Quick, name a group of businesses that are actually expanding in the recession. That’s right — movie theaters. Sure, we now have the technology to download new flicks instantly on demand. But 3-D ticket premiums are boosting profits for movie houses, which took a record $10 billion domestic box-office haul in 2009.
Earlier this month, the Essex Cinemas announced plans to build a mammoth digital 3-D screen and a small, intimate theater-cum-bistro for the hipster crowd.
Now comes news of a much smaller cinema going three-dimensional: the Marquis Theater in Middlebury. Owner Bill Shafer says he has no plans to buy digital projectors. But he is acquiring “active” 3-D glasses from a company called XpanD that are compatible with traditional film projection. The setup will be the first of its kind in our area, and Shafer hopes to have it online in July.
XpanD’s glasses are nifty — and pricey — gadgets. Unlike the “passive” ones used at the Essex and Majestic 10, which channel images to one eye or the other using polarization or filters, XpanD’s contain LCD shutters synched to the projector with an infrared sensor. When the projector says to cut the light to one eye or the other, the glasses obey.
Shafer claims the system makes it easier for viewers to tilt their heads without experiencing vision distortion and nausea. It also allows more light to reach the screen than other 3-D systems, eliminating the need for a special silver one. (Yes, most screens for 3-D projection are literally silver.)
Still, at $150 per pair, the goggles aren’t cheap. When it comes to reclaiming 3-D glasses from patrons after the show, theater owners depend on a vigilant staff and the honor system. Shafer says that’s where his college-town three-screener has an advantage over the big multiplexes. “We’re a small theater here,” he says, “and we can keep track of that stuff.”
Which Vermont theater will go 3-D next?

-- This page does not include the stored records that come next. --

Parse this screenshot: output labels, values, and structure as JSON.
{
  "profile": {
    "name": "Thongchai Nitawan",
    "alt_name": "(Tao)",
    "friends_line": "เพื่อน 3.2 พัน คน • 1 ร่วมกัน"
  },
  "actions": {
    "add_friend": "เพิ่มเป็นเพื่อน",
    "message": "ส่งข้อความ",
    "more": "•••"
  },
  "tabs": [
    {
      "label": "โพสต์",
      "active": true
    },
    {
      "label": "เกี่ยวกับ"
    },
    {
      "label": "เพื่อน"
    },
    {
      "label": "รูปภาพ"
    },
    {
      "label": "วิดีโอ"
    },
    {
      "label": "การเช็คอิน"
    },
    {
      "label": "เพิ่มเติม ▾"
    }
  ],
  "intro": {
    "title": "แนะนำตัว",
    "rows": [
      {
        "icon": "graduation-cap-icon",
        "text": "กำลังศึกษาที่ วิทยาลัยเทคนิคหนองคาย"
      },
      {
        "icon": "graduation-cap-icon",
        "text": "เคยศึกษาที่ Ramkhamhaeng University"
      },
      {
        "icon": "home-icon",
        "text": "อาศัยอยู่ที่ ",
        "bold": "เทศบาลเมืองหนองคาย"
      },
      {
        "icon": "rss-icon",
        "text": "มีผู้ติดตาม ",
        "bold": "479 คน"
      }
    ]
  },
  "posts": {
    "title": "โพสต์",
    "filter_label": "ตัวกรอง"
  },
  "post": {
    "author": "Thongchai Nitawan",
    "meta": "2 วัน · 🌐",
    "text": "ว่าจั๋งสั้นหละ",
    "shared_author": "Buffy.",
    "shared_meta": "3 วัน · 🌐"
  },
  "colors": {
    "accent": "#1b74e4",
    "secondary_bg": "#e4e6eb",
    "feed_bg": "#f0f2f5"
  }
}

Merrill Jarvis III, who owns downtown Burlington’s Merrill’s Roxy Cinemas, will only say, “We’re thinking about it.” Harold Blank, owner of the Palace 9 in South Burlington, says he’s “working on renovations” but doesn’t yet have “firm plans.”
Is 3-D a fad? Shafer of the Marquis doesn’t think so, calling it “the new industry standard. My feeling is, I’m losing business by not having it,” he says. There’s a reason, he adds, that animated films are seldom created flat these days: “The studios are breeding the next generation of moviegoers.” And they want their Shrek and Toy Story sequels in 3-D.
When Warren native Woodrow Travers 24, proposed to his girlfriend in New York City’s Madison Square Park this May, he must have known strangers would be watching. He just didn’t know 1.7 million people — and counting — would watch a video record of the event on YouTube.
Of course, a proposal that involved a group of Travers’ friends wearing matching T-shirts that proclaimed “HE HEARTS YOU” as they danced a choreographed routine, unicycled and turned backflips was bound to get some attention. The Huffington Post posted the vid and offered its viewers a poll with the question, “Would you say yes?” and two reponse options: “Of course — sweetest proposal ever!” and “OMG — I’d die of embarrassment!” (Option A is currently way ahead.)
While Travers and his fiancée are reportedly lying low, one Vermont organization is getting great publicity from the vid: Circus Smirkus. Travers, who’s now working in the film industry, attended Smirkus summer camps as a teen and toured with the troupe as a clown. Some of the friends who performed his proposal are also alums, says Circus Smirkus spokeswoman Marialisa Calta.
Check out the trailer for an upcoming local film called Boxkicker on Facebook and blip.tv. Directed by Frank O’Neil (Work a Double), it stars Ben Wiggins, Bob Carmody and Emily George Lyons. The tagline: “When in doubt, just walk home.”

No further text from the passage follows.